I am extremely privileged to have had very few periods in my life as a mom where I feel completely out of control – where I can’t think straight, I struggle to remember to do basic things (like feed myself), and I feel as if I’m in a haze. That special pairing of sleep deprivation with an out-of-control “to do” list. The first time I felt this way was after my first baby was born, and there it was again the week after we moved.
The daily reminders of why we moved back to the city were what got me through that exhausting, frustrating, never-ending first week. We saw family or friends or another familiar face every day. In spite of all the upacking to be done, I didn’t feel stressed about housework because the space is manageable for me. We are within walking distance to a handful of parks and other activities the girls and I love.
Through our 7 moves in 7 years my husband and I have figured out what we want in a home, and ultimately what our life priorities are. Throw in a couple major job changes and two kids and it’s been challenging, but we’ve learned so much along the way.
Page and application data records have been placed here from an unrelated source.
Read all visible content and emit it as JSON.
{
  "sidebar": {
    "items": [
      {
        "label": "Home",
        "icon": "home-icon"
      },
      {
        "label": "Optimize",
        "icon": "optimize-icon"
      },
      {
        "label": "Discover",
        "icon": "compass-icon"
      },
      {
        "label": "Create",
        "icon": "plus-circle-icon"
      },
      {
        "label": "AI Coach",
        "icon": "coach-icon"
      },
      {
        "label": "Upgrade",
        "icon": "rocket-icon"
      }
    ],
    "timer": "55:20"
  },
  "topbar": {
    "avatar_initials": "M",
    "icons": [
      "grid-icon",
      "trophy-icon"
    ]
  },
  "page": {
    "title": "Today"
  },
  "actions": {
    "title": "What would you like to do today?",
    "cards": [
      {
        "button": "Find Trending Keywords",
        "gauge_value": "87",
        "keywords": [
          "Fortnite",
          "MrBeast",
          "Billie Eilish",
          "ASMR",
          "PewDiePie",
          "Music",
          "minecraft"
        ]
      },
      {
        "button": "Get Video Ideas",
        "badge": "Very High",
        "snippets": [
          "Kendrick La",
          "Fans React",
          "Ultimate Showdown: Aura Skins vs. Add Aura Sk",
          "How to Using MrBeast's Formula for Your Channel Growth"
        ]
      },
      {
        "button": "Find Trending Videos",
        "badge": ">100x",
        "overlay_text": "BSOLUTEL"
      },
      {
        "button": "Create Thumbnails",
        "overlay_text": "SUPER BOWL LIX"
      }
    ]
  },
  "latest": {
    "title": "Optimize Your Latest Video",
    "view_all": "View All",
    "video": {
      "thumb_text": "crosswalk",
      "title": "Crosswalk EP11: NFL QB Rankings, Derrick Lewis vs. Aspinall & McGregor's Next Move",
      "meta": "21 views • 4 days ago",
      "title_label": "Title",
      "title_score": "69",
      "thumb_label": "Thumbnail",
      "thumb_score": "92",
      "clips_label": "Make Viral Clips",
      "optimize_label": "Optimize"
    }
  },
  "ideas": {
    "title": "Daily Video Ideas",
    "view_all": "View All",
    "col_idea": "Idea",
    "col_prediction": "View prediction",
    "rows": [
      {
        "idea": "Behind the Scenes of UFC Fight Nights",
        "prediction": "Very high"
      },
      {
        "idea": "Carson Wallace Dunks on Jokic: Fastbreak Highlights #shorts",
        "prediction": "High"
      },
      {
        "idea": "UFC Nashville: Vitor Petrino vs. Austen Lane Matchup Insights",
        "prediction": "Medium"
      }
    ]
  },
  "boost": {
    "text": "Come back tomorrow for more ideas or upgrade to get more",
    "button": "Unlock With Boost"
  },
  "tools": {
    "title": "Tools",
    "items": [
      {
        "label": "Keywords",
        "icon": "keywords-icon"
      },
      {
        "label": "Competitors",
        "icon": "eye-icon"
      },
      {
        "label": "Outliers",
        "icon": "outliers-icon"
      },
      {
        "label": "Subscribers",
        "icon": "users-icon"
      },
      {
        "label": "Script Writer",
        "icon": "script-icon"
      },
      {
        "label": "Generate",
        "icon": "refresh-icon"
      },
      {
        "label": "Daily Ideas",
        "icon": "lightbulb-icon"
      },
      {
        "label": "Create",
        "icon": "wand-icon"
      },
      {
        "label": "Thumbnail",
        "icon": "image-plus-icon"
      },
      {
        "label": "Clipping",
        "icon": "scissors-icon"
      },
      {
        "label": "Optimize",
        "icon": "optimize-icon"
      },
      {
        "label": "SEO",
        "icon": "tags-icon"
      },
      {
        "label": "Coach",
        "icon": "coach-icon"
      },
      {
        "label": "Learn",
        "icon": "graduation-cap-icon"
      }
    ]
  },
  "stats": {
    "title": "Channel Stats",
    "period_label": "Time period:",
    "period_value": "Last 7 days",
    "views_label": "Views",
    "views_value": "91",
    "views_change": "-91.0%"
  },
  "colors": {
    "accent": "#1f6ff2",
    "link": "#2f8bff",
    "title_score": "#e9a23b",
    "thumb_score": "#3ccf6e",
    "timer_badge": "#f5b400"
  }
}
One of our main priorities (and why we moved) is to surround ourselves with a strong support system. This includes family, and friends, and the moms I regularly run into at the park, and the barista at the coffee shop near our apartment who I have seen on and off for over five years…
It really does take a village, but who says you have to know every member personally? For me, that feeling of belonging comes from familiarity within the community almost as much as close relationships. I feel it here, and I think Remy does too. We’re both much calmer.
I have also learned how adaptable kids are, and how much their parents’ happiness affects their happiness. Stability is great, but this doesn’t have to mean living in one place your entire life. The stability a child feels when their parents are living their best lives is more important.